A Syrian man carries the body of a child killed in a reported air strike by government forces
Antalya - Arab Today
Leaders from the world's top 20 industrial powers meet in Turkey from Sunday seeking to overcome differences on a range of issues including the Syria conflict, the refugee crisis and climate change.
With the health of the global economy less of a headache than in previous years, it is the war in Syria that will cast the longest shadow at the two-day Group of 20 summit in the Mediterranean resort of Antalya.
The glitzy five-star venue may seem far from the tragedy of the conflict that has left over a quarter of a million people dead, but the border with Turkey's conflict-torn neighbour is just 600 kilometres (370 miles) away.
Security will be tight even by the draconian standards of previous such meetings, with some 12,000 police on duty and the authorities conducting raids in search of Islamic State (IS) militants who have slipped over the border from Syria.
The meeting is the biggest gathering of world leaders ever hosted by Turkey and gives President Recep Tayyip Erdogan the perfect opportunity to present himself as a key global player two weeks after his party regained its overall majority in a parliamentary election.
"I pray and hope that G20 will provide a platform whereby all of these issues can be discussed openly and then we can understand each other," Erdogan told CNN ahead of the summit.
With Moscow at the centre of controversy over its air bombing campaign in Syria, no formal bilateral meeting is scheduled between President Barack Obama and Vladimir Putin of Russia, US and Russian officials said.
But it appears likely the pair will have some informal contact. "We fully expect they'll have ample opportunity for discussion directly," said US national security advisor Susan Rice.
Erdogan and Obama meanwhile are expected to have their first formal face-to-face bilateral encounter since October 2014.
- 'Breakthrough unlikely' -
But finding agreement on Syria will be tough, with Russia vehemently opposed to host Turkey's strategic aim of toppling President Bashar al-Assad and Ankara so far only receiving a lukewarm response to its plan of a safe zone inside Syria.
"A breakthrough is very unlikely on Syria or the refugee question," said Ozgur Unluhisarcikli, Ankara office director for the German Marshall Fund of the United States.
At the same time, he said the G20 would "want to end on a positive note" by striking a tone of convergence in the final communique.
A German official said the refugee issue was expected to be raised specifically at the leaders' dinner on Sunday night.
Turkey, which is hosting 2.2 million refugees from Syria, wants a concrete financial aid package from Europe in return for stemming the flow of migrants setting out from its shores to Europe.
"It's very difficult (on refugees) as the positions are very different from each other... though there will be a certain level of lip service on both sides," said Unluhisarcikli.
Sources said the final communique was expected to mention refugees, even if some countries did not see the G20 as the right forum for the discussion.
- Tax avoidance -
With the eurozone through the worst of its debt crisis, the economy will be less of an issue than at previous G20 meetings, although concern remains over the growth slowdown in China which could hurt emerging markets.

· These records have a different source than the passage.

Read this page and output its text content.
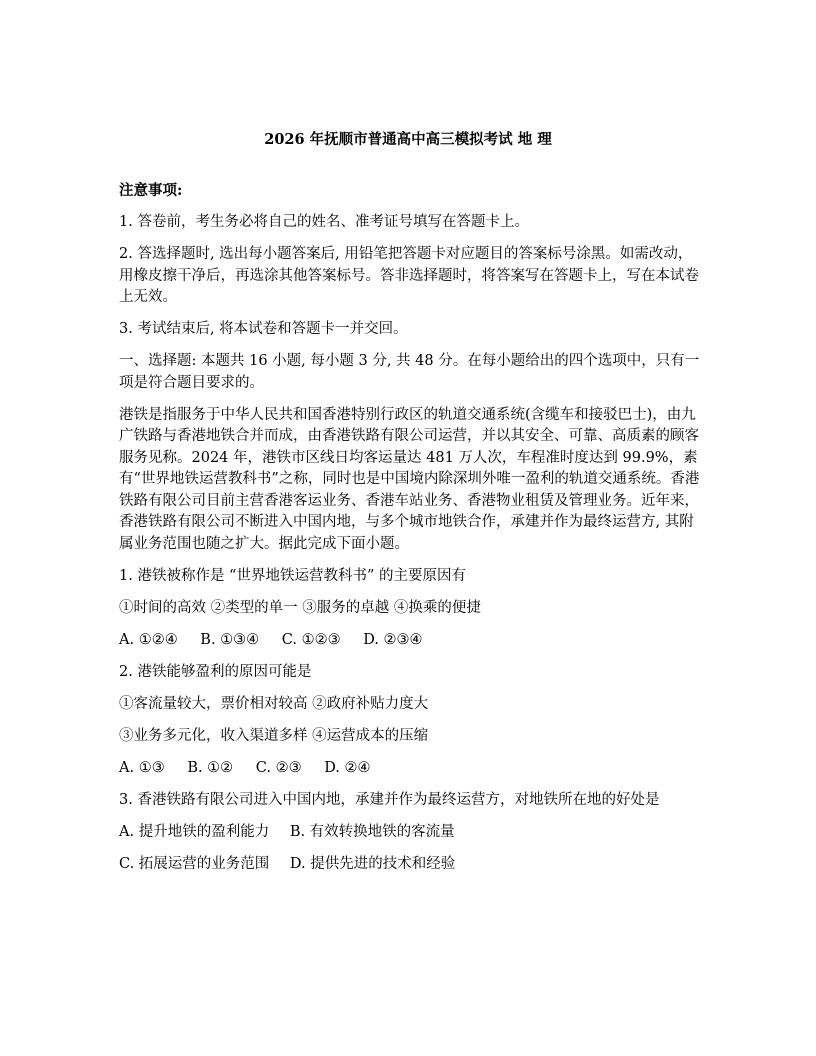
2026 年抚顺市普通高中高三模拟考试 地 理

注意事项:

1. 答卷前，考生务必将自己的姓名、准考证号填写在答题卡上。

2. 答选择题时, 选出每小题答案后, 用铅笔把答题卡对应题目的答案标号涂黑。如需改动，用橡皮擦干净后，再选涂其他答案标号。答非选择题时，将答案写在答题卡上，写在本试卷上无效。

3. 考试结束后, 将本试卷和答题卡一并交回。

一、选择题: 本题共 16 小题, 每小题 3 分, 共 48 分。在每小题给出的四个选项中，只有一项是符合题目要求的。

港铁是指服务于中华人民共和国香港特别行政区的轨道交通系统(含缆车和接驳巴士)，由九广铁路与香港地铁合并而成，由香港铁路有限公司运营，并以其安全、可靠、高质素的顾客服务见称。2024 年，港铁市区线日均客运量达 481 万人次，车程准时度达到 99.9%，素有“世界地铁运营教科书”之称，同时也是中国境内除深圳外唯一盈利的轨道交通系统。香港铁路有限公司目前主营香港客运业务、香港车站业务、香港物业租赁及管理业务。近年来，香港铁路有限公司不断进入中国内地，与多个城市地铁合作，承建并作为最终运营方, 其附属业务范围也随之扩大。据此完成下面小题。

1. 港铁被称作是 “世界地铁运营教科书” 的主要原因有

①时间的高效 ②类型的单一 ③服务的卓越 ④换乘的便捷

A. ①②④ B. ①③④ C. ①②③ D. ②③④

2. 港铁能够盈利的原因可能是

①客流量较大，票价相对较高 ②政府补贴力度大

③业务多元化，收入渠道多样 ④运营成本的压缩

A. ①③ B. ①② C. ②③ D. ②④

3. 香港铁路有限公司进入中国内地，承建并作为最终运营方，对地铁所在地的好处是

A. 提升地铁的盈利能力 B. 有效转换地铁的客流量

C. 拓展运营的业务范围 D. 提供先进的技术和经验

Leaders are also expected to give their assent to a final package of measures presented by the Organisation for Economic Cooperation and Development (OECD) to crack down on global tax avoidance.
Discussions on climate change will assume greater importance than usual coming just ahead of the UN COP21 conference in Paris that aims to agree a legally binding global climate treaty.
Campaigners will be hoping that a change of leadership in Canada and Australia -- whose previous premiers had shown scepticism about the climate drive -- will help encourage progress.
Meanwhile, any meeting between China's Xi Jinping and Japanese Premier Shinzo Abe will also be keenly watched over the tension in the South China Sea.
Other key guests at the summit include Saudi King Salman, whose delegation according to the Hurriyet daily has booked 546 hotel rooms at a cost of up to 15,000 euros ($16,115) each.